When I called a few days later, he placed in my hands a memorandum signed by the chief, certifying that after two years at La Nouvelle—as the French prison island is termed,—prisoner Number 8469, committed for life for murder, had effected his escape by means of an open boat in company with Jean Montbazon, who had been convicted of forging Spanish bonds. Both were known to have landed on the Queensland coast after a perilous voyage; but they had disappeared before the Australian police were communicated with, and all efforts to trace them had been futile. Having, however, been employed in the Government mines near Noumea, it was expected that they had obtained work in one of the remote mining districts, where they could effectively hide until the search was over.

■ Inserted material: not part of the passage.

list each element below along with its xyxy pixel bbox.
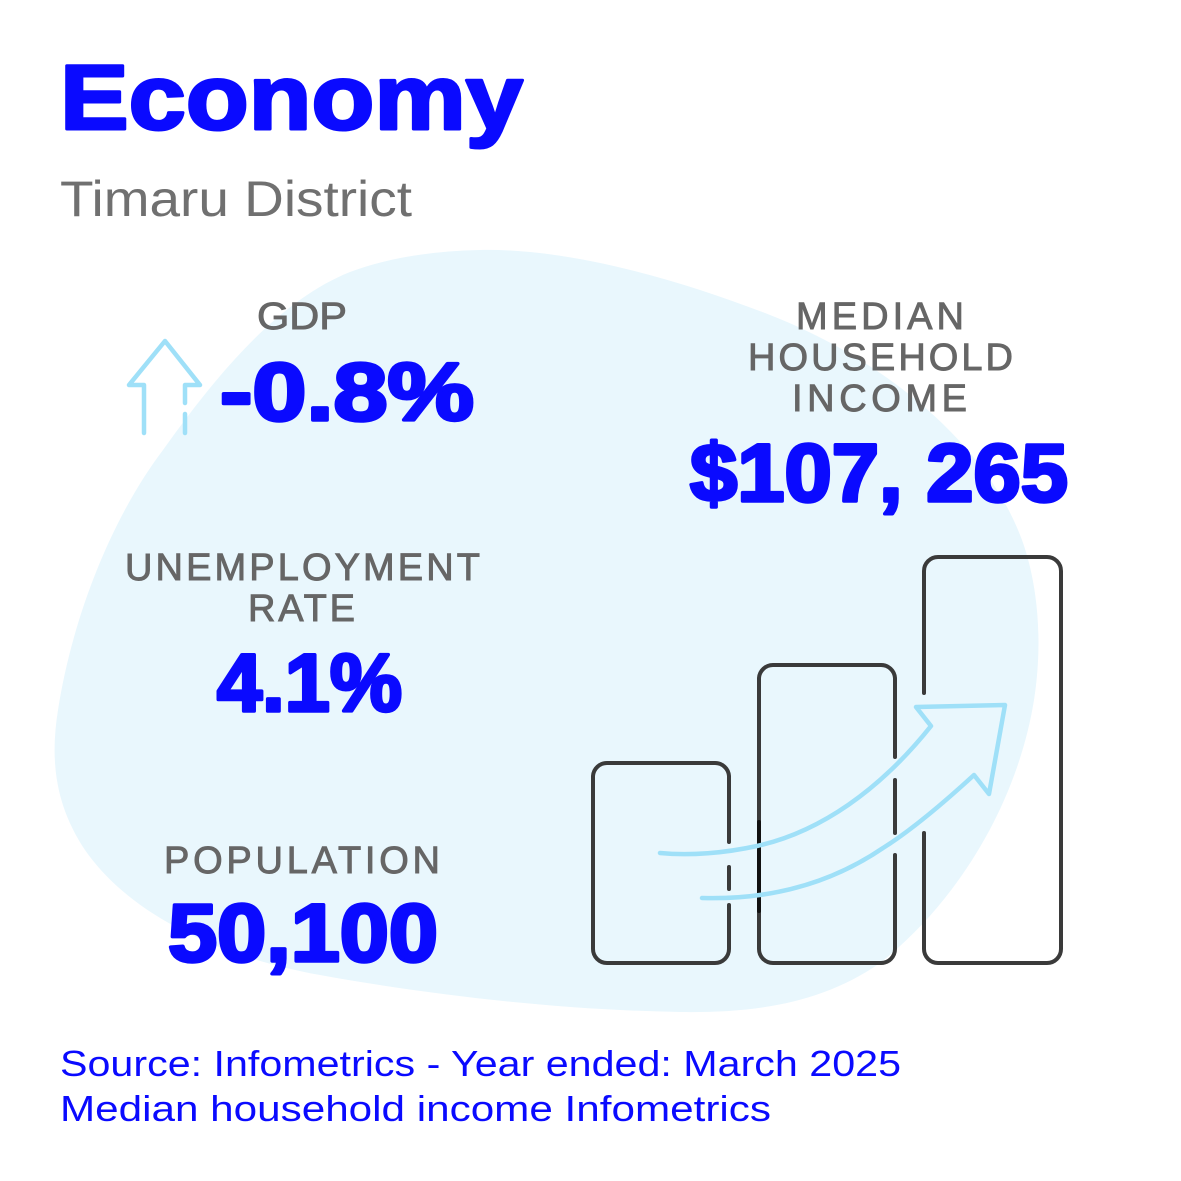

To find this man Montbazon was no easy task, but if I chanced to be successful, he might, I thought, tell me something of his whilom comrade in adversity.

I was puzzled how to proceed, but at length resorted to advertising as the only expedient. In the chief French and Colonial newspapers I caused to be inserted a brief paragraph addressed to “Jean Montbazon, late of Noumea,” stating that his companion upon the voyage from New Caledonia to Australia wished particularly to meet him, and giving my address at the Table Bay Hotel, Cape Town, whither I proceeded. Patiently I awaited a reply, but although I had spent a large sum upon the advertisement, it apparently failed to reach the man whose acquaintance I desired to make.

For many weeks I remained at the hotel, feeling no desire to return to Johannesburg until I had cleared up the mystery and accounted for my lost identity. Times without number I was tempted to relinquish the effort to trace my past, yet with sheer, dogged perversity, I remained and hoped.

At last my patience was rewarded, for one evening, while I was sitting on the balcony of the hotel, enjoying a cigar in the starlight, the waiter brought me a visitor.

Judge my dismay when I recognised the face of my secretary.

“Well, old fellow,” he exclaimed familiarly, “and what means all this confounded mystery?”

I sat speechless in amazement.

“I saw the advertisement in the Cape Times, and, concluding that something was wrong, came down here. What is it?” he continued, sinking lazily into a chair by my side.

“The advertisement?” I gasped. “I—I don’t understand you.”